Wer Ultraluxus anbieten will, steht vor einem Dilemma: Auch Jachtreisende wünschen sich Restaurantauswahl, einen veritablen Spabereich und eine fulminante Abendshow. Das wird auf Schiffen mit nur 200 Betten unbezahlbar, also muss der Begriff Jacht neu definiert werden. Mikael Krafft, blonder Schwede im monegassischen Steuerexil, fügt seinen Star Clippers und dem Royal Clipper die Krönung seines Lebenswerks hinzu: Auf einer kroatischen Werft entsteht gerade ein modifizierter Nachbau der France II von 1912, dem weltweit größten Fünfmaster. 2017 soll der größte Passagiersegler aller Zeiten auf Fahrt gehen.

Neue Schiffe im Zehnerpack. Über all das können die Granden der Salzwasserbranche nur lächeln, machen sich doch die Beträge, um die es hier geht, für sie aus wie ein Monopoly-Spielfeld, auf dem ein paar Spinner sich ihre Langeweile vertreiben. Während Viking River Cruises seine neuen Flussschiffe bereits im Zehnerpack tauft, weil man sonst nicht mehr nachkommt, werden die Neubauten in der neu geschaffenen Hochseesparte noch einzeln gefeiert – einer ist schon da und überzeugt durch das gleiche klare, helle, skandinavische Designkonzept, das man von den Flüssen kennt, Nummer zwei kommt 2016, zwei weitere folgen nach. Auch bei TUI Cruises, wo die Mein Schiff 5 und 6 bestellt, Nummer 7 und 8 bereits durchgeplant sind, überraschen die Neulinge allenfalls noch durch Farbdetails und eine neue Bar.

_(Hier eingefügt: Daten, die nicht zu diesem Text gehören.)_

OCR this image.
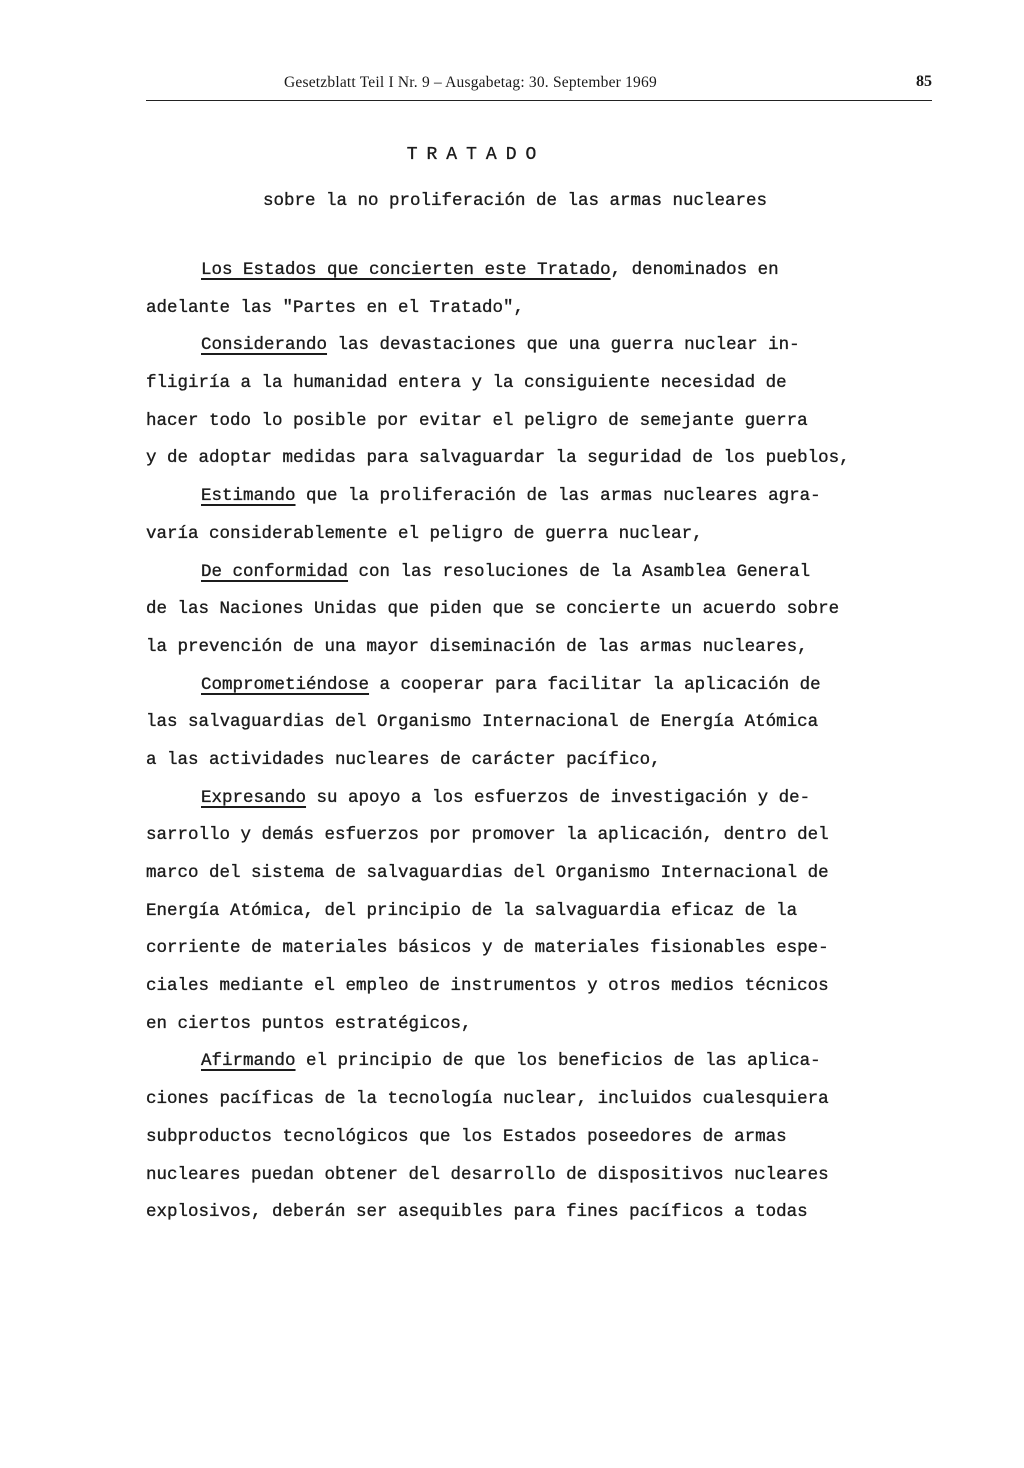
Gesetzblatt Teil I Nr. 9 – Ausgabetag: 30. September 1969	85
TRATADO
sobre la no proliferación de las armas nucleares
Los Estados que concierten este Tratado, denominados en
adelante las "Partes en el Tratado",
Considerando las devastaciones que una guerra nuclear in-
fligiría a la humanidad entera y la consiguiente necesidad de
hacer todo lo posible por evitar el peligro de semejante guerra
y de adoptar medidas para salvaguardar la seguridad de los pueblos,
Estimando que la proliferación de las armas nucleares agra-
varía considerablemente el peligro de guerra nuclear,
De conformidad con las resoluciones de la Asamblea General
de las Naciones Unidas que piden que se concierte un acuerdo sobre
la prevención de una mayor diseminación de las armas nucleares,
Comprometiéndose a cooperar para facilitar la aplicación de
las salvaguardias del Organismo Internacional de Energía Atómica
a las actividades nucleares de carácter pacífico,
Expresando su apoyo a los esfuerzos de investigación y de-
sarrollo y demás esfuerzos por promover la aplicación, dentro del
marco del sistema de salvaguardias del Organismo Internacional de
Energía Atómica, del principio de la salvaguardia eficaz de la
corriente de materiales básicos y de materiales fisionables espe-
ciales mediante el empleo de instrumentos y otros medios técnicos
en ciertos puntos estratégicos,
Afirmando el principio de que los beneficios de las aplica-
ciones pacíficas de la tecnología nuclear, incluidos cualesquiera
subproductos tecnológicos que los Estados poseedores de armas
nucleares puedan obtener del desarrollo de dispositivos nucleares
explosivos, deberán ser asequibles para fines pacíficos a todas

Royal Caribbean darf mit der Harmony of the Seas ein weiteres Mal der Welt größtes Kreuzfahrtschiff ankündigen, freilich auch nicht mehr als die Vorgängerinnen Oasis und Allure of the Seas, die der Werbewirksamkeit wegen noch einmal um einen oder zwei Meter gestreckt wurden. Die Mitbewerberin unter den Giganten, Platzhirsch Carnival Cruises, freut sich über eine Carnival Vista, die europäische Tochter Holland America Line über eine Koningsdam.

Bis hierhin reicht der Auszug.